5. The knowledge graph-based theoretical education interactive system according to claim 1, characterized in that, The multimodal interaction module includes: The virtual historical scene reconstruction unit is used to construct a three-dimensional virtual environment, enabling learners to participate in interactive activities through role-playing. An eye-tracking unit is used to collect the learner's gaze coordinates and gaze duration; The voice interaction unit is used to convert spoken responses into text and extract paralinguistic features; A branching narrative engine used to provide story scenarios with multiple branching choices.

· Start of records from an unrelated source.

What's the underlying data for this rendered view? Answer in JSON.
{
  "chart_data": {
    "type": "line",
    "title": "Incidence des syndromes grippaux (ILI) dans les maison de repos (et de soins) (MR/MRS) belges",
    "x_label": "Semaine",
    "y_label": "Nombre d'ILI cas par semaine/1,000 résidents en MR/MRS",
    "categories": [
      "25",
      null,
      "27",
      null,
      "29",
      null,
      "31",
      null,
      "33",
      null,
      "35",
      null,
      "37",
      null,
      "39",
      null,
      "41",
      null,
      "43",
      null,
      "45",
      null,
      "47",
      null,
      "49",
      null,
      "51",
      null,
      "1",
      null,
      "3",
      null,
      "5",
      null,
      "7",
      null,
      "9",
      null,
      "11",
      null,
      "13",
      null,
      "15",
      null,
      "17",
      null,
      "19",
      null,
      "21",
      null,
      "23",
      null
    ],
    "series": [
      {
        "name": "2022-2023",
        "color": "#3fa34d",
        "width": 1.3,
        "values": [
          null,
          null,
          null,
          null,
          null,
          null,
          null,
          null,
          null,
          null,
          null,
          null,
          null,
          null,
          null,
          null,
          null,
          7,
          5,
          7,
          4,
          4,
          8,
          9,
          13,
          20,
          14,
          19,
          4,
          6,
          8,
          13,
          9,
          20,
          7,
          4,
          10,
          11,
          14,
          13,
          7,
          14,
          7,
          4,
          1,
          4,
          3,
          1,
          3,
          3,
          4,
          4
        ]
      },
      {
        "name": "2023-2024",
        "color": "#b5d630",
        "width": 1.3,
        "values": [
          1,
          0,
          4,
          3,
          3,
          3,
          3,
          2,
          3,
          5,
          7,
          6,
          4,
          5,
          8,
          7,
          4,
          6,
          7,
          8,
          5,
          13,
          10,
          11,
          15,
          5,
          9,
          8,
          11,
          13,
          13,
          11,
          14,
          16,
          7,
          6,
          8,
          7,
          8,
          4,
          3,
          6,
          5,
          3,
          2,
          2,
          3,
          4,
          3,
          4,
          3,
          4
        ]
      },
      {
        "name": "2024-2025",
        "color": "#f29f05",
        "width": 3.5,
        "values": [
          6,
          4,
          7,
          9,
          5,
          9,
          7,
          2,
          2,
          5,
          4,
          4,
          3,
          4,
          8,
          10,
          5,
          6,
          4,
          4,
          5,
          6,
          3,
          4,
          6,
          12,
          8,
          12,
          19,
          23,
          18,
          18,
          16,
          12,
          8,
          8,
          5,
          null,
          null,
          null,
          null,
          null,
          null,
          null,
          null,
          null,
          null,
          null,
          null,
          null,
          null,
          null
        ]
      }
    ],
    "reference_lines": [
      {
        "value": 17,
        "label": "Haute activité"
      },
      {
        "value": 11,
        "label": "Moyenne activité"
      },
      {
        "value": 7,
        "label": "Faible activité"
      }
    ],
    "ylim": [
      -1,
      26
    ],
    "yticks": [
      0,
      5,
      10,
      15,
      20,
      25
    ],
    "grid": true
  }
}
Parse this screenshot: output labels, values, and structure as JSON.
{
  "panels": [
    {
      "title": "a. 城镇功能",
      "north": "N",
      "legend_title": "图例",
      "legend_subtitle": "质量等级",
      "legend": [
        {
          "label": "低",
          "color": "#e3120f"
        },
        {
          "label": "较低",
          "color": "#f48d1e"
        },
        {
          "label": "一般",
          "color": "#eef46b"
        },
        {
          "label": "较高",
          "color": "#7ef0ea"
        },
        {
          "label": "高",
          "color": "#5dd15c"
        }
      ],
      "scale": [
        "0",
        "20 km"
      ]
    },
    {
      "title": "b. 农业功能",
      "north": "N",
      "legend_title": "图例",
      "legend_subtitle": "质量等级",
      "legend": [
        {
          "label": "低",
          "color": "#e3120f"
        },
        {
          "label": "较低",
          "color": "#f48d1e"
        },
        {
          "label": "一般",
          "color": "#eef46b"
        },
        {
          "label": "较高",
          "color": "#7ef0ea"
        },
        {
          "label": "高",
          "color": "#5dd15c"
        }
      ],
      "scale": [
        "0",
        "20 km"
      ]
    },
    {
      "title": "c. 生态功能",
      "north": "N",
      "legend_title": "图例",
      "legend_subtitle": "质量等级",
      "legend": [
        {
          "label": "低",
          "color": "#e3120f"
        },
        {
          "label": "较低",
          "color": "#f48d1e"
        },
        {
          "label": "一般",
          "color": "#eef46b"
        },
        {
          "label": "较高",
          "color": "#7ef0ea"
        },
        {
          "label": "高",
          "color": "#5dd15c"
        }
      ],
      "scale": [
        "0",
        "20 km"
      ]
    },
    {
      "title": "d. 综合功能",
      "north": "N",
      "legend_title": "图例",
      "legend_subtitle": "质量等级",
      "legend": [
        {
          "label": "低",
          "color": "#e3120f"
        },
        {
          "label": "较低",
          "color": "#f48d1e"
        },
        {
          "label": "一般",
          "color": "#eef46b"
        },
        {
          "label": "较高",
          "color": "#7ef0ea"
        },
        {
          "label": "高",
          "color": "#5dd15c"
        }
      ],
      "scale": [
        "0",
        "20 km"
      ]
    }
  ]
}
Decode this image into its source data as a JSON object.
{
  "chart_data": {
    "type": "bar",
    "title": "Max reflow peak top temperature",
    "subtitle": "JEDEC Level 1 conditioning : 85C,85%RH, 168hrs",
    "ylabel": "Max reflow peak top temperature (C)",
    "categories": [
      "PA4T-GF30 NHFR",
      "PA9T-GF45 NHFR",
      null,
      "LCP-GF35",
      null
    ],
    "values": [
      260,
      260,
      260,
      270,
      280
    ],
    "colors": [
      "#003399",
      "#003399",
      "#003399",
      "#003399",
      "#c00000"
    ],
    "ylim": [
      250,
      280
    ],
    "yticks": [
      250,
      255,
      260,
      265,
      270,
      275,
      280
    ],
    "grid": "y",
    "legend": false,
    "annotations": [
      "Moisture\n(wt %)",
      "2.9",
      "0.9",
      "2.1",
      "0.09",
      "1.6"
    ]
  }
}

6. A theoretical education interaction method, based on the knowledge graph-based theoretical education interaction system described in any one of claims 1-5, characterized in that, include: S1: Construct a dynamic knowledge graph with core theoretical concepts as nodes, and pre-set an educational goal graph; S2: Perform initial cognitive diagnosis on learners and obtain basic cognitive state vectors; S3: Based on the difference between the basic cognitive state vector and the educational goal map, plan an adaptive learning path; S4: Following the adaptive learning path, learning units are presented to learners through multimodal interaction, and feedback data is collected in real time; S5: Analyze the feedback data and update the learner's cognitive state vector; S6: Determine whether the current cognitive state meets the termination condition. If not, return to S3; otherwise, output the learning report.